Thursday, 28 April 2011

Easter 2 thoughts so far...

It's a funny old week - with Holidays Monday & Friday.
Here are my thoughts so far about
John 20: 19-31
1 Peter 1: 3-9


I am grateful to a fellow blogger for bringing my attention to this story
here

“There is a widely told story about Robert Louis Stevenson, the author of Treasure Island, who suffered ill health as a child. One night the nurse found him up, out of bed, with his nosed pressed against the window. ‘Come here, child,’ she said to him, ‘you’ll catch your death of cold.’ But he wouldn’t budge. Instead he sat, mesmerized, watching a lamplighter slowly working his way through the black night, lighting each gas street light along his route. Pointing to him, Robert said,
‘See, look there; there’s a man poking holes in the darkness.’”

And so my theme for this week has to be ‘poking holes in the darkness’.

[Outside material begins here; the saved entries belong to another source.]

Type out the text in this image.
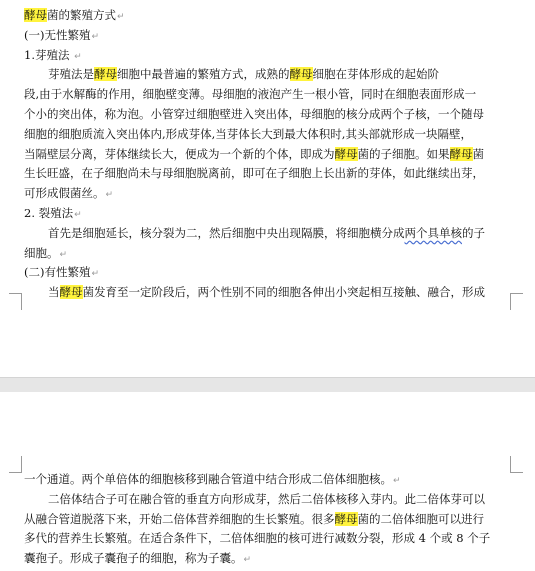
酵母菌的繁殖方式↵
(一)无性繁殖↵
1.芽殖法 ↵
芽殖法是酵母细胞中最普遍的繁殖方式，成熟的酵母细胞在芽体形成的起始阶
段,由于水解酶的作用，细胞壁变薄。母细胞的液泡产生一根小管，同时在细胞表面形成一
个小的突出体，称为泡。小管穿过细胞壁进入突出体，母细胞的核分成两个子核，一个随母
细胞的细胞质流入突出体内,形成芽体,当芽体长大到最大体积时,其头部就形成一块隔壁，
当隔壁层分离，芽体继续长大，便成为一个新的个体，即成为酵母菌的子细胞。如果酵母菌
生长旺盛，在子细胞尚未与母细胞脱离前，即可在子细胞上长出新的芽体，如此继续出芽，
可形成假菌丝。↵
2. 裂殖法↵
首先是细胞延长，核分裂为二，然后细胞中央出现隔膜，将细胞横分成两个具单核的子
细胞。↵
(二)有性繁殖↵
当酵母菌发育至一定阶段后，两个性别不同的细胞各伸出小突起相互接触、融合，形成
一个通道。两个单倍体的细胞核移到融合管道中结合形成二倍体细胞核。↵
二倍体结合子可在融合管的垂直方向形成芽，然后二倍体核移入芽内。此二倍体芽可以
从融合管道脱落下来，开始二倍体营养细胞的生长繁殖。很多酵母菌的二倍体细胞可以进行
多代的营养生长繁殖。在适合条件下，二倍体细胞的核可进行减数分裂，形成 4 个或 8 个子
囊孢子。形成子囊孢子的细胞，称为子囊。↵
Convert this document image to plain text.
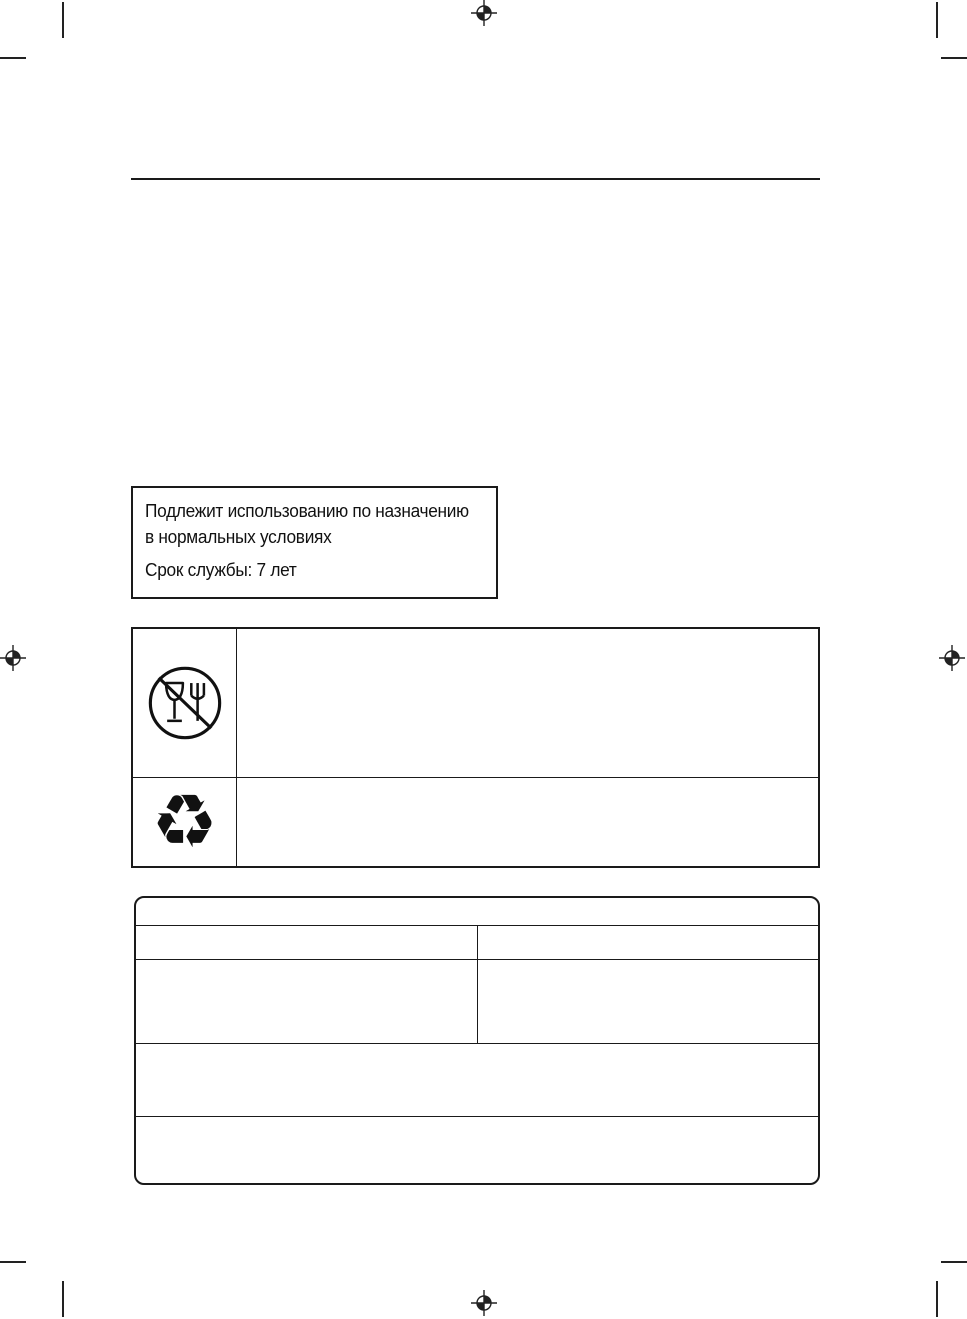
Подлежит использованию по назначению
в нормальных условиях
Срок службы: 7 лет
♻
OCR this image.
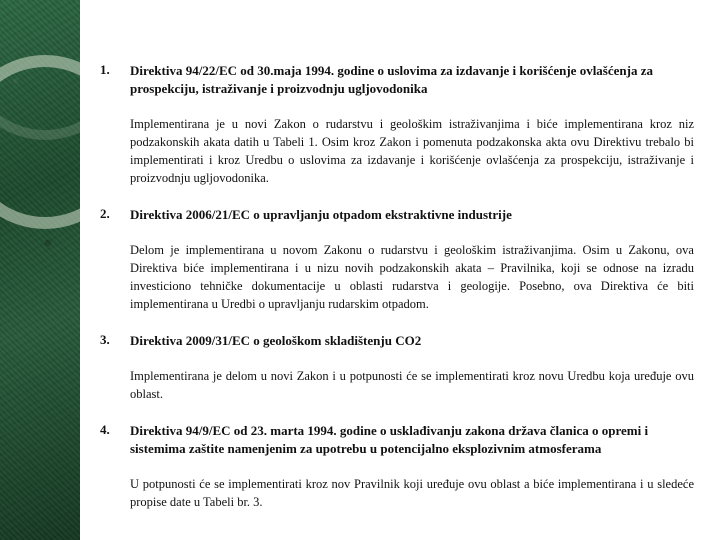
1. Direktiva 94/22/EC od 30.maja 1994. godine o uslovima za izdavanje i korišćenje ovlašćenja za prospekciju, istraživanje i proizvodnju ugljovodonika
Implementirana je u novi Zakon o rudarstvu i geološkim istraživanjima i biće implementirana kroz niz podzakonskih akata datih u Tabeli 1. Osim kroz Zakon i pomenuta podzakonska akta ovu Direktivu trebalo bi implementirati i kroz Uredbu o uslovima za izdavanje i korišćenje ovlašćenja za prospekciju, istraživanje i proizvodnju ugljovodonika.
2. Direktiva 2006/21/EC o upravljanju otpadom ekstraktivne industrije
Delom je implementirana u novom Zakonu o rudarstvu i geološkim istraživanjima. Osim u Zakonu, ova Direktiva biće implementirana i u nizu novih podzakonskih akata – Pravilnika, koji se odnose na izradu investiciono tehničke dokumentacije u oblasti rudarstva i geologije. Posebno, ova Direktiva će biti implementirana u Uredbi o upravljanju rudarskim otpadom.
3. Direktiva 2009/31/EC o geološkom skladištenju CO2
Implementirana je delom u novi Zakon i u potpunosti će se implementirati kroz novu Uredbu koja uređuje ovu oblast.
4. Direktiva 94/9/EC od 23. marta 1994. godine o usklađivanju zakona država članica o opremi i sistemima zaštite namenjenim za upotrebu u potencijalno eksplozivnim atmosferama
U potpunosti će se implementirati kroz nov Pravilnik koji uređuje ovu oblast a biće implementirana i u sledeće propise date u Tabeli br. 3.
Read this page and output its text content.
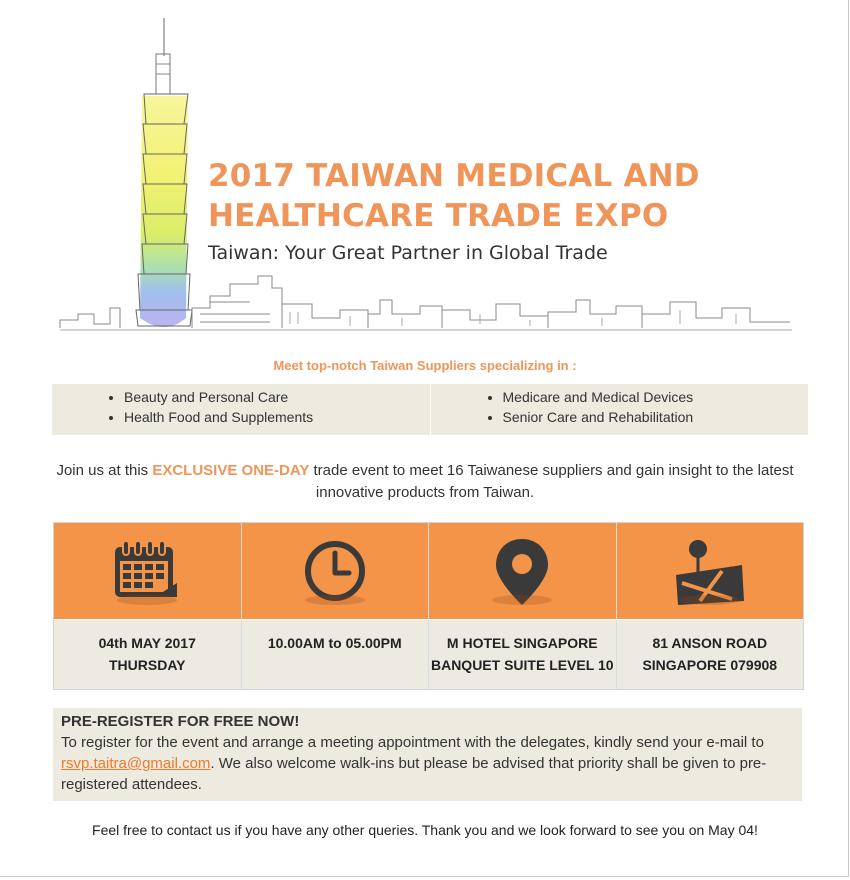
2017 TAIWAN MEDICAL AND
HEALTHCARE TRADE EXPO
Taiwan: Your Great Partner in Global Trade
Meet top-notch Taiwan Suppliers specializing in :
• Beauty and Personal Care
• Health Food and Supplements
• Medicare and Medical Devices
• Senior Care and Rehabilitation
Join us at this EXCLUSIVE ONE-DAY trade event to meet 16 Taiwanese suppliers and gain insight to the latest innovative products from Taiwan.
04th MAY 2017
THURSDAY
10.00AM to 05.00PM	M HOTEL SINGAPORE
BANQUET SUITE LEVEL 10
81 ANSON ROAD
SINGAPORE 079908
PRE-REGISTER FOR FREE NOW!
To register for the event and arrange a meeting appointment with the delegates, kindly send your e-mail to rsvp.taitra@gmail.com. We also welcome walk-ins but please be advised that priority shall be given to pre-registered attendees.
Feel free to contact us if you have any other queries. Thank you and we look forward to see you on May 04!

Just 2 days after all the joy of Easter Sunday, on Tuesday, I had to lead a funeral for a 41 year old dance teacher. The church was full, the congregation were largely younger people – including quite a number of Sam’s former pupils, and friends of her 16 year old daughter. Emotions were high, as you would expect – and suddenly it seemed that the message of Easter Sunday was more important than ever. My task at that funeral was to help people to give thanks to God for Sam’s life, but also to ‘poke holes in the darkness’ and talk about the promise of Jesus that ‘where I am, there you will be also’. Since Jesus is alive, we can reasonably hope that Sam, too, is alive. This doesn’t take away the grief, but I believe it pokes some holes of the light of hope in the darkness of grieving.

In our gospel reading today, Thomas is not with the others when the risen Jesus first appears to them. So they excitedly tell him "We have seen the Lord.".
But he wants to poke holes in their argument: ‘Unless I see the mark of the nails in his hands, and put my finger in the mark of the nails and my hand in his side, I will not believe." .
I find it hard to criticise Thomas for his doubts – he is of course being perfectly reasonable in thinking that Jesus, who was dead, will remain dead: this is what normally happens. This is the darkness of the reality of death.

But then Jesus appears a second time, and confronts Thomas with the hope of resurrection life. This doesn’t just poke holes in Thomas’ darkness, it dispels it utterly, and Thomas the doubter becomes Thomas who “gets it” as he proclaims ‘my Lord and my God’.